Jury commissioner post not on Susq. Co. ballot
BY STACI WILSON
Susquehanna County is one of over 40 Pennsylvania counties that have abolished the elected office of Jury Commissioner.
As it currently stands, the office, which would be up for election this year, will not appear on the ballot for county voters, confirmed Susquehanna County Director of Elections Laura Watts.
But the Pennsylvania Association of Jury Commissioners filed a request with the state’s Supreme Court in late January asking the high court to order the office on this year’s Primary Ballot in all counties.
Candidates seeking office in 2013 can begin circulating nomination petitions on Feb. 19, which lends to the Association’s urgency in filing the request.
The Supreme Court is currently reviewing a 4-3 decision by the Pennsylvania Commonwealth Court that upheld a law that allows counties to vote to abolish the office of jury commissioner. The Supreme Court has not yet issued a decision on the matter, nor have oral arguments been heard in the case.
Larry Thompson, President of the Pennsylvania Association of Jury Commissioners said, “The Supreme Court has not ruled on our association’s challenge to the law authorizing the elimination of our elected positions.”
Susquehanna County’s two jury commissioners are elected every four years, with the top getting Republican and Democratic candidates earning the position. Republican Gladys Bennett holds the office along with Democrat Charles Bullock who was appointed in January to fill the remainder of the term vacated by Bob Chamberlain who resigned from the position.
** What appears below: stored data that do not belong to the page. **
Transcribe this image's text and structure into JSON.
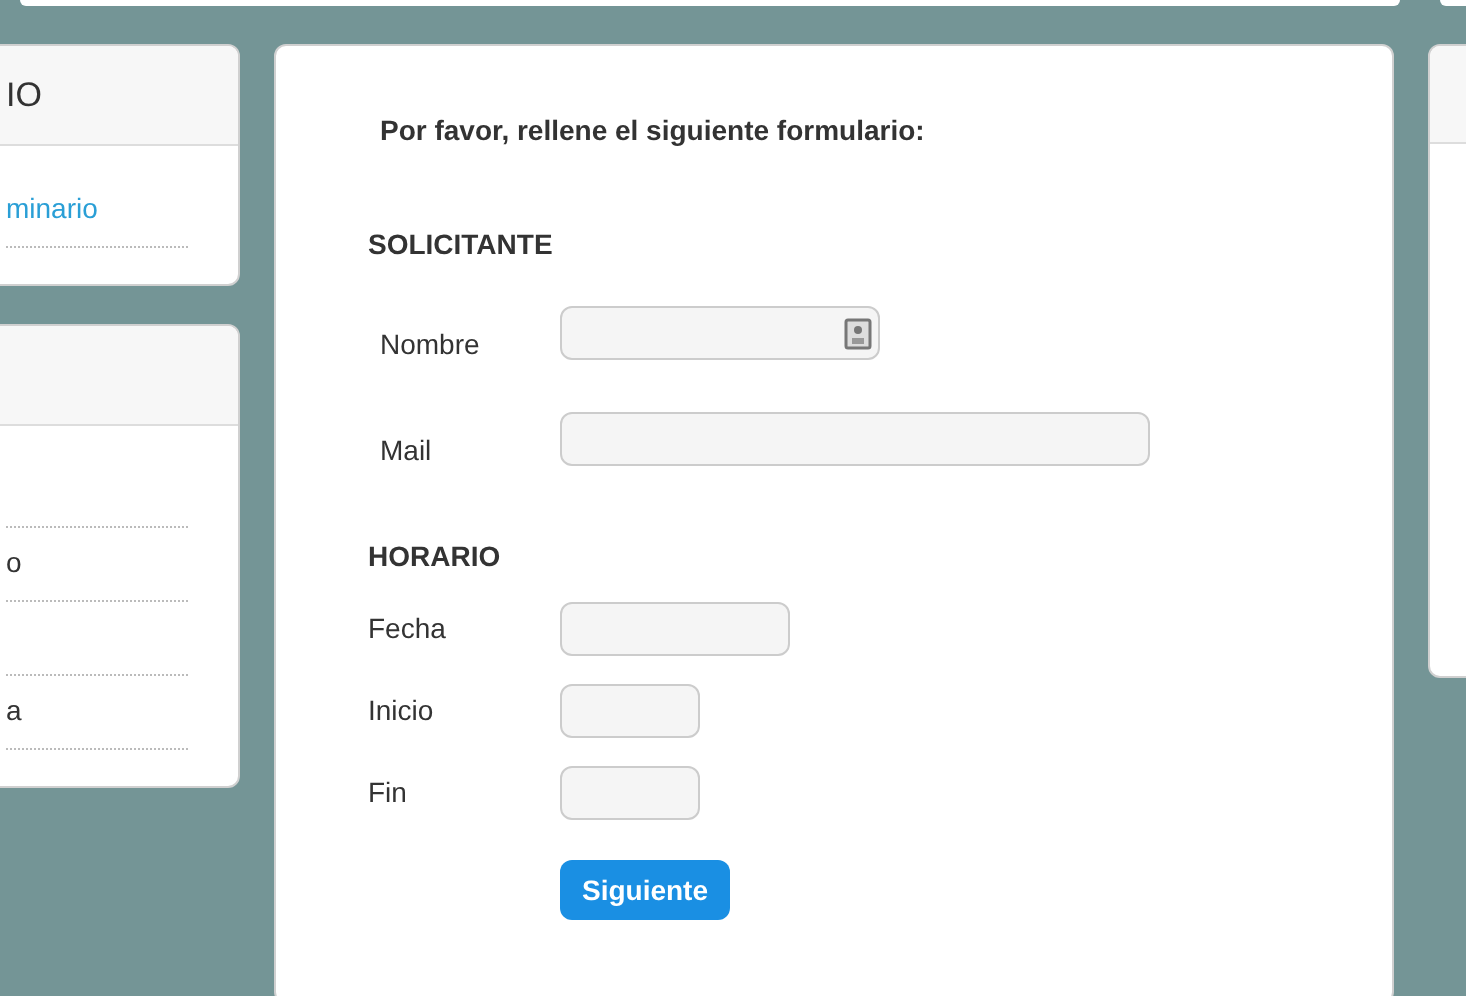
{
  "left_panels": [
    {
      "title": "IO",
      "items": [
        {
          "text": "minario",
          "kind": "link"
        }
      ]
    },
    {
      "items": [
        {
          "kind": "plain"
        },
        {
          "text": "o",
          "kind": "plain"
        },
        {
          "kind": "plain"
        },
        {
          "text": "a",
          "kind": "plain"
        }
      ]
    }
  ],
  "form": {
    "intro": "Por favor, rellene el siguiente formulario:",
    "sections": [
      {
        "title": "SOLICITANTE",
        "fields": [
          {
            "label": "Nombre",
            "kind": "contact"
          },
          {
            "label": "Mail",
            "kind": "email"
          }
        ]
      },
      {
        "title": "HORARIO",
        "fields": [
          {
            "label": "Fecha",
            "kind": "date"
          },
          {
            "label": "Inicio",
            "kind": "time"
          },
          {
            "label": "Fin",
            "kind": "time"
          }
        ]
      }
    ],
    "button": "Siguiente"
  }
}
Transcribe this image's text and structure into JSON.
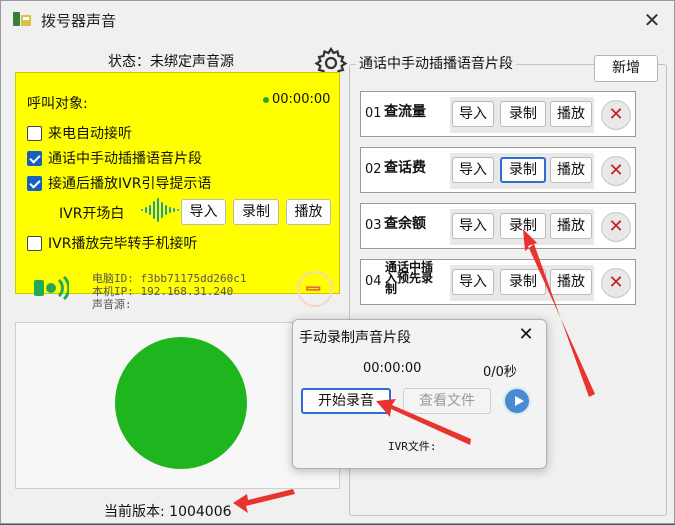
{
  "window": {
    "title": "拨号器声音"
  },
  "left": {
    "status": "状态：未绑定声音源",
    "call_target_label": "呼叫对象:",
    "call_timer": "00:00:00",
    "options": [
      {
        "label": "来电自动接听",
        "checked": false
      },
      {
        "label": "通话中手动插播语音片段",
        "checked": true
      },
      {
        "label": "接通后播放IVR引导提示语",
        "checked": true
      }
    ],
    "ivr_open_label": "IVR开场白",
    "ivr_buttons": {
      "import": "导入",
      "record": "录制",
      "play": "播放"
    },
    "ivr_forward_option": {
      "label": "IVR播放完毕转手机接听",
      "checked": false
    },
    "pc_id": "电脑ID: f3bb71175dd260c1",
    "local_ip": "本机IP: 192.168.31.240",
    "sound_source": "声音源:",
    "version": "当前版本: 1004006"
  },
  "right": {
    "group_title": "通话中手动插播语音片段",
    "add_button": "新增",
    "rows": [
      {
        "num": "01",
        "name": "查流量",
        "import": "导入",
        "record": "录制",
        "play": "播放"
      },
      {
        "num": "02",
        "name": "查话费",
        "import": "导入",
        "record": "录制",
        "play": "播放"
      },
      {
        "num": "03",
        "name": "查余额",
        "import": "导入",
        "record": "录制",
        "play": "播放"
      },
      {
        "num": "04",
        "name": "通话中插入预先录制",
        "import": "导入",
        "record": "录制",
        "play": "播放"
      }
    ]
  },
  "dialog": {
    "title": "手动录制声音片段",
    "time": "00:00:00",
    "count": "0/0秒",
    "start_button": "开始录音",
    "view_button": "查看文件",
    "ivr_file_label": "IVR文件:"
  },
  "colors": {
    "highlight": "#ffff00",
    "status_green": "#1fb51f",
    "delete_red": "#c0202a",
    "arrow_red": "#e8332f"
  }
}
“We strongly believe that the Supreme Court will right this wrong and the highly-regarded office of Jury Commissioner will continue be part of Pennsylvania’s judicial system,” Thompson said. “Without the Supreme Court ordering the office to be placed on the primary ballot, Pennsylvania taxpayers will be in a position of having to pay the bill to hold additional elections.”
The issue before the Pennsylvania Supreme Court stems from the legislatures passing of Act 108 of 2011 which authorized counties to abolish the office.
The jury commissioners’ association contends the law violates the separation of powers with jury commissioners falling under the judicial branch of the government and therefore giving the legislature no authority pass a law that would allow for county commissioners to abolish the office.